Spinnenwege: Weitereiseangst (2/2)
Denn die Tabletten vertrieben nicht nur die Träume. Sie machten auch den Schuhen Angst, so dass sie sich nur noch zu flüstern trauten. Dabei wollte ich ihnen so gerne zuhören. Aber wenn ich mich zu ihnen bückte, gab es immer einen Klapps.
Doch eines Tages habe ich mein ganzes Hörenwollen Mutti entgegengestellt, mich ganz schwer gemacht. Und habe den Ton gespürt, das Reißen von Leder. Da bin ich geflogen. Über Gehwegplatten, Bordsteinkanten, Bürgersteige, Unglückslinienkreuze, das Labyrinth der Straßen; habe gesungen vor Glück, laut. Geflogen – und im Flug erstarrt, wie ein Vogel, der gegen Schaufensterscheibe prallt, die für mich das Rot des Autos vom Erschrockenen.

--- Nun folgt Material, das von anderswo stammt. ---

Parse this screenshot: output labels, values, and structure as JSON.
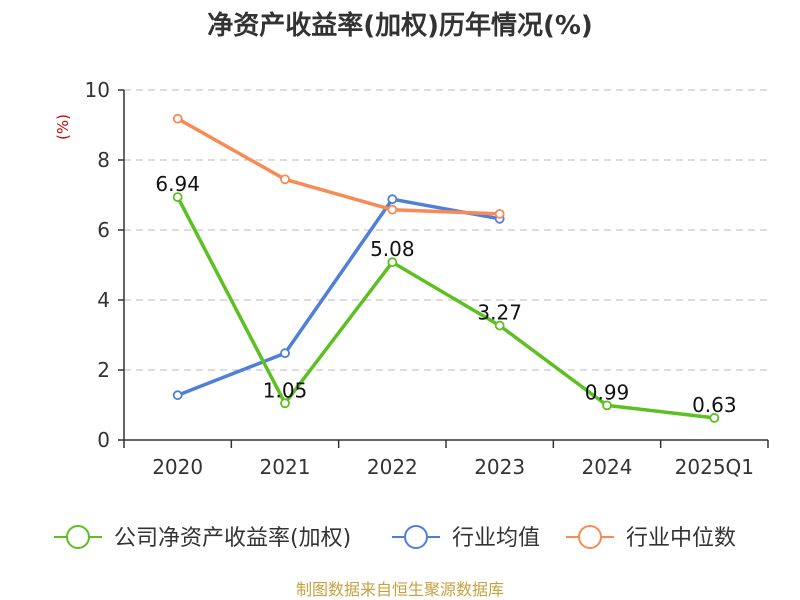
{
  "chart_data": {
    "type": "line",
    "title": "净资产收益率(加权)历年情况(%)",
    "ylabel": "(%)",
    "xlabel": "",
    "ylim": [
      0,
      10
    ],
    "yticks": [
      0,
      2,
      4,
      6,
      8,
      10
    ],
    "categories": [
      "2020",
      "2021",
      "2022",
      "2023",
      "2024",
      "2025Q1"
    ],
    "grid": true,
    "legend_position": "bottom",
    "series": [
      {
        "name": "公司净资产收益率(加权)",
        "color": "#5cc021",
        "values": [
          6.94,
          1.05,
          5.08,
          3.27,
          0.99,
          0.63
        ],
        "labels": [
          "6.94",
          "1.05",
          "5.08",
          "3.27",
          "0.99",
          "0.63"
        ]
      },
      {
        "name": "行业均值",
        "color": "#4f7fd8",
        "values": [
          1.28,
          2.48,
          6.88,
          6.32,
          null,
          null
        ]
      },
      {
        "name": "行业中位数",
        "color": "#f78a55",
        "values": [
          9.18,
          7.45,
          6.58,
          6.46,
          null,
          null
        ]
      }
    ],
    "source": "制图数据来自恒生聚源数据库"
  }
}
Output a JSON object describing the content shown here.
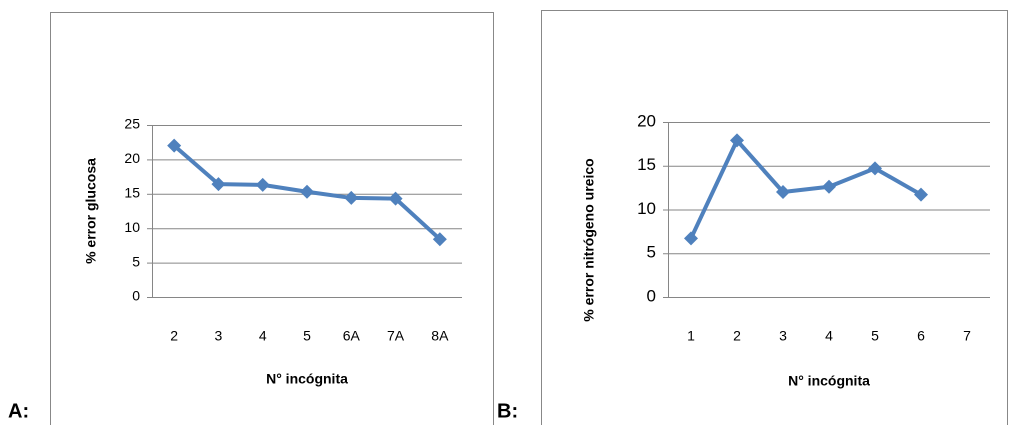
{
  "chart_data": [
    {
      "type": "line",
      "panel_label": "A:",
      "xlabel": "N° incógnita",
      "ylabel": "% error glucosa",
      "categories": [
        "2",
        "3",
        "4",
        "5",
        "6A",
        "7A",
        "8A"
      ],
      "series": [
        {
          "color": "#4f81bd",
          "values": [
            22,
            16.4,
            16.3,
            15.3,
            14.4,
            14.3,
            8.4
          ]
        }
      ],
      "ylim": [
        0,
        25
      ],
      "yticks": [
        0,
        5,
        10,
        15,
        20,
        25
      ],
      "grid": true
    },
    {
      "type": "line",
      "panel_label": "B:",
      "xlabel": "N°  incógnita",
      "ylabel": "% error nitrógeno ureico",
      "categories": [
        "1",
        "2",
        "3",
        "4",
        "5",
        "6",
        "7"
      ],
      "series": [
        {
          "color": "#4f81bd",
          "values": [
            6.7,
            17.9,
            12,
            12.6,
            14.7,
            11.7,
            null
          ]
        }
      ],
      "ylim": [
        0,
        20
      ],
      "yticks": [
        0,
        5,
        10,
        15,
        20
      ],
      "grid": true
    }
  ]
}
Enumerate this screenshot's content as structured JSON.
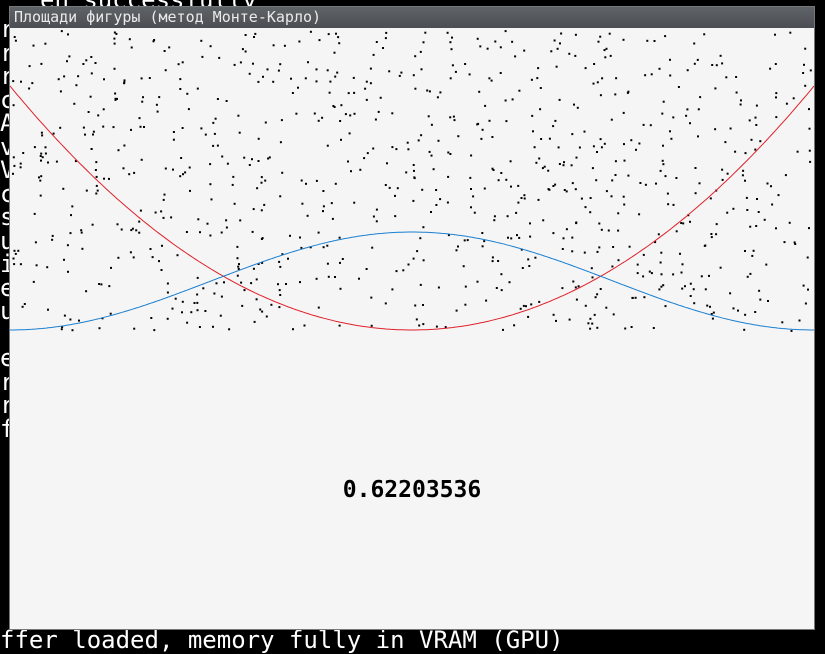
{
  "window": {
    "title": "Площади фигуры (метод Монте-Карло)"
  },
  "result": {
    "value": "0.62203536"
  },
  "terminal": {
    "left_column_chars": [
      "r",
      "r",
      "r",
      "c",
      "A",
      "v",
      "V",
      "c",
      "s",
      "u",
      "i",
      "e",
      "u",
      "",
      "e",
      "r",
      "r",
      "f"
    ],
    "top_fragment": "en successfully",
    "bottom_fragment": "ffer loaded, memory fully in VRAM (GPU)"
  },
  "plot": {
    "curve_red_color": "#e0202a",
    "curve_blue_color": "#1a7fd0",
    "point_color": "#000000",
    "background_color": "#f5f5f5",
    "point_count": 900,
    "seed": 7
  }
}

Und dann sah ich den Doktormann immer. Denn ich wohnte nun in seinem Haus. Dort gab es außer den Tabletten auch noch Spritzen, von der liebenliebedick Schwester, die mir die letzten Worte nahmen für meine Gedanken, die dann immer weniger wurden, wie Tintenschrift im Regen.
Als sie ganz ausgewaschen waren, sagte der Doktormann, dass ich gesund bin. Da freuten sich Mutti, Vater und Kleineomi. Und es ging nach Haus. Nicht mit der Bummelbimmelbahn, sondern im neuen Auto. Und ich durfte vorne sitzen. Weil ich gesund bin und kein kleines böses Wildpferd. Und der Pepitaanzug nicht mehr passt.
Dafür muss er nun verreisen. Mit der kleinen Fliege. Und gehört bald einem armen Kind in einem Land, dessen Name nicht einmal mein Schulatlas kennt. Und als Mutti vorhin in der Küche war, habe ich die Mottenkugeln in die kleine Jackentasche gepackt. Und auch die Bilder von den Bösebösetagen, der Bummelbimmelbahn und dem Doktormann. Obwohl mir das arme Kind, das ich nicht kenne, ein bisschen leid tut.